British Home Secretary Reginald Maudling's reference to an "acceptable level" of violence in the Northern Ireland conflict was a political gaffe that helped shape public discussion about the conflict.

Maudling said in a December 1971 press conference that the British government could not eliminate the Provisional Irish Republican Army's terrorist attacks but only reduce them to an "acceptable level". Critics maintained that any violence was unacceptable. Nevertheless, the concept influenced the British government's strategy in dealing with Northern Irish terrorism, and continues to be used in discussions of ongoing political violence in Northern Ireland.

==Origin==
In a 15 December 1971 news conference, British Home Secretary Reginald Maudling commented on the escalation of violence as the Northern Ireland conflict was beginning. Maudling said, "I don't think one can speak of defeating the IRA [Provisional Irish Republican Army], of eliminating them completely, but it is the design of the security forces to reduce their level of violence to something like an acceptable level." It was the first time that the British government acknowledged that it did not have the power to eliminate Irish republican terrorism. According to historian Charles Townshend, this was "wholly unprecedented in public rhetoric".

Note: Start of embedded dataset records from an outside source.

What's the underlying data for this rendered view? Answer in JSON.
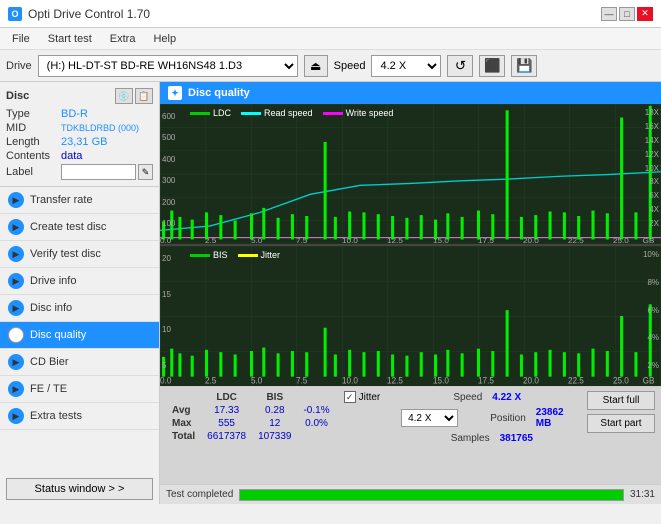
{
  "titlebar": {
    "title": "Opti Drive Control 1.70",
    "icon_label": "O",
    "min_btn": "—",
    "max_btn": "□",
    "close_btn": "✕"
  },
  "menubar": {
    "items": [
      "File",
      "Start test",
      "Extra",
      "Help"
    ]
  },
  "drivebar": {
    "label": "Drive",
    "drive_value": "(H:)  HL-DT-ST BD-RE  WH16NS48 1.D3",
    "eject_icon": "⏏",
    "speed_label": "Speed",
    "speed_value": "4.2 X",
    "icon1": "↺",
    "icon2": "⬛",
    "icon3": "💾"
  },
  "sidebar": {
    "disc_label": "Disc",
    "disc_fields": [
      {
        "key": "Type",
        "val": "BD-R",
        "color": "blue"
      },
      {
        "key": "MID",
        "val": "TDKBLDRBD (000)",
        "color": "blue"
      },
      {
        "key": "Length",
        "val": "23,31 GB",
        "color": "blue"
      },
      {
        "key": "Contents",
        "val": "data",
        "color": "blue"
      },
      {
        "key": "Label",
        "val": "",
        "color": "normal"
      }
    ],
    "menu_items": [
      {
        "id": "transfer-rate",
        "label": "Transfer rate",
        "active": false
      },
      {
        "id": "create-test-disc",
        "label": "Create test disc",
        "active": false
      },
      {
        "id": "verify-test-disc",
        "label": "Verify test disc",
        "active": false
      },
      {
        "id": "drive-info",
        "label": "Drive info",
        "active": false
      },
      {
        "id": "disc-info",
        "label": "Disc info",
        "active": false
      },
      {
        "id": "disc-quality",
        "label": "Disc quality",
        "active": true
      },
      {
        "id": "cd-bier",
        "label": "CD Bier",
        "active": false
      },
      {
        "id": "fe-te",
        "label": "FE / TE",
        "active": false
      },
      {
        "id": "extra-tests",
        "label": "Extra tests",
        "active": false
      }
    ],
    "status_btn": "Status window > >"
  },
  "content": {
    "header": "Disc quality",
    "chart_top": {
      "legend": [
        {
          "id": "ldc",
          "label": "LDC",
          "color": "#00cc00"
        },
        {
          "id": "read",
          "label": "Read speed",
          "color": "#00ffff"
        },
        {
          "id": "write",
          "label": "Write speed",
          "color": "#ff88ff"
        }
      ],
      "y_axis_right": [
        "18X",
        "16X",
        "14X",
        "12X",
        "10X",
        "8X",
        "6X",
        "4X",
        "2X"
      ],
      "y_axis_left": [
        "600",
        "500",
        "400",
        "300",
        "200",
        "100"
      ],
      "x_axis": [
        "0.0",
        "2.5",
        "5.0",
        "7.5",
        "10.0",
        "12.5",
        "15.0",
        "17.5",
        "20.0",
        "22.5",
        "25.0"
      ],
      "x_label": "GB"
    },
    "chart_bottom": {
      "legend": [
        {
          "id": "bis",
          "label": "BIS",
          "color": "#00cc00"
        },
        {
          "id": "jitter",
          "label": "Jitter",
          "color": "#ffff00"
        }
      ],
      "y_axis_right": [
        "10%",
        "8%",
        "6%",
        "4%",
        "2%"
      ],
      "y_axis_left": [
        "20",
        "15",
        "10",
        "5"
      ],
      "x_axis": [
        "0.0",
        "2.5",
        "5.0",
        "7.5",
        "10.0",
        "12.5",
        "15.0",
        "17.5",
        "20.0",
        "22.5",
        "25.0"
      ],
      "x_label": "GB"
    },
    "stats": {
      "headers": [
        "LDC",
        "BIS"
      ],
      "rows": [
        {
          "label": "Avg",
          "ldc": "17.33",
          "bis": "0.28",
          "jitter_val": "-0.1%"
        },
        {
          "label": "Max",
          "ldc": "555",
          "bis": "12",
          "jitter_val": "0.0%"
        },
        {
          "label": "Total",
          "ldc": "6617378",
          "bis": "107339",
          "jitter_val": ""
        }
      ],
      "jitter_label": "Jitter",
      "jitter_checked": true,
      "speed_label": "Speed",
      "speed_val": "4.22 X",
      "speed_sel": "4.2 X",
      "position_label": "Position",
      "position_val": "23862 MB",
      "samples_label": "Samples",
      "samples_val": "381765",
      "start_full_btn": "Start full",
      "start_part_btn": "Start part"
    },
    "progressbar": {
      "label": "Test completed",
      "percent": 100,
      "time": "31:31"
    }
  }
}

At the time, Maudling's remark was widely regarded as a gaffe. His remarks were criticized in the Northern Ireland Parliament, with Ian Paisley saying that no level of violence was acceptable. Maudling was subsequently boycotted by Northern Irish opposition parties. Nevertheless, the idea of "acceptable level of violence" was "half accepted, half rejected", according to Townshend, who notes: "If terrorism cannot be eliminated, it must perforce at some level be tolerated—and it can be." The mindset influenced the British government's strategy for dealing with Northern Irish terrorism: to reduce the violence to the point that most people were not impacted as they went about their daily lives. According to Brewer's Dictionary of Irish Phrase & Fable, the idea of an acceptable level of violence amounted to "implicit toleration of death and destruction", even of terrorist attacks in Great Britain.

==Later uses==
Unionist politicians subsequently developed their own interpretation, which was that there was an acceptable level of Ulster loyalist terrorism to counter the IRA.

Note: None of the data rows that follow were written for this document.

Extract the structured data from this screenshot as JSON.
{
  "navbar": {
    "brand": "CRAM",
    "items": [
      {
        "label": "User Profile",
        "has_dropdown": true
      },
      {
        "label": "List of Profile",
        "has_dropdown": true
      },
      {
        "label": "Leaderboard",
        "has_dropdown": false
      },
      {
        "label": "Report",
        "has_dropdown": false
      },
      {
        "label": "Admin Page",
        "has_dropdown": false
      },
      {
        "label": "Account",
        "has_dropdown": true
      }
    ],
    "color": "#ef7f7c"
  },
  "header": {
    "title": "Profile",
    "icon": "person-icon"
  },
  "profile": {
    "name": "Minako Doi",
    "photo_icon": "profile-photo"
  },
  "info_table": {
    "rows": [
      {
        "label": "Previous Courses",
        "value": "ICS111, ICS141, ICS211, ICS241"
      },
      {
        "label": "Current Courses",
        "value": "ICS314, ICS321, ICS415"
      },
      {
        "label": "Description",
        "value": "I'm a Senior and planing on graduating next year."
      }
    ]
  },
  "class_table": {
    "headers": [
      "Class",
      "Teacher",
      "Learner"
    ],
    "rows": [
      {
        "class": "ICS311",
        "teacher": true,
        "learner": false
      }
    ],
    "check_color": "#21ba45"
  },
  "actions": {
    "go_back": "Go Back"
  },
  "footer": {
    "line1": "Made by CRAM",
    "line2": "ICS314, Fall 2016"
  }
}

American journalist P. J. O'Rourke suggests that in Northern Ireland, "acceptable level of violence" is similar to the air-quality index in American cities. He describes a week of "acceptable" violence in 1988, which included shootings, bombs, Molotov cocktails, and multiple paramilitary punishment attacks.

According to Colin Knox, defining what is an "acceptable level of violence" in post-ceasefire Northern Ireland, and what constitutes a violation of the ceasefire, "has caused considerable political controversy". Knox writes that ultimately the governments decides what is an acceptable level of violence by choosing to ignore the ongoing paramilitary punishment attacks. Knox disagrees, writing that "[m]utilations, torture, beatings and exiling" must not be considered acceptable.

According to a 2009 The Spectator article, although "no one is quite so indelicate as to employ the infamous phrase", the spirit of Maudling's remarks continues to be reflected in British policy. A 2018 article in The Irish Times suggested that the 158 people killed since the Good Friday Agreement were considered acceptable losses—although "no one wishes to use the term 'acceptable level of violence'"—because they come from working-class neighbourhoods. Also in 2018, an editorial in the Belfast Telegraph argued that the violence was no longer at an acceptable level due to expectations having been recalibrated since the agreement.

In a 2010 speech at Oxford, Hugh Orde, recently chief constable of the Police Service of Northern Ireland, discussed the threat of the dissident Irish republican campaign. Orde said that "To borrow a phrase from the past, we may be at an 'acceptable level of violence'—albeit at a far lower level than when the phrase was first coined" because dissident republicans were unlikely to respond to negotiation. Democratic Unionist Party MLA Jimmy Spratt called Orde's comments "outrageous" and an insult to those killed by dissident republicans. A Belfast Telegraph editorial described it as an unacceptable gaffe which "give[s] succour to terrorists" and argued that "for the vast majority of people there is no acceptable level of violence".

American political scientist Robert Goodin suggests that the idea of an acceptable risk is key to managing public risk perceptions of terrorism, which tends to be exaggerated. He notes that a 1978 survey found that 60 per cent of Americans considered the threat of terrorism "very serious" compared to 30 per cent of British people, even though there had been no terrorist deaths that year in the United States but 88 of them in the United Kingdom. According to Goodin, the perceived threat of terrorism can be more harmful than the actual level of terrorism, provided that the individual is not directly impacted by terror attacks.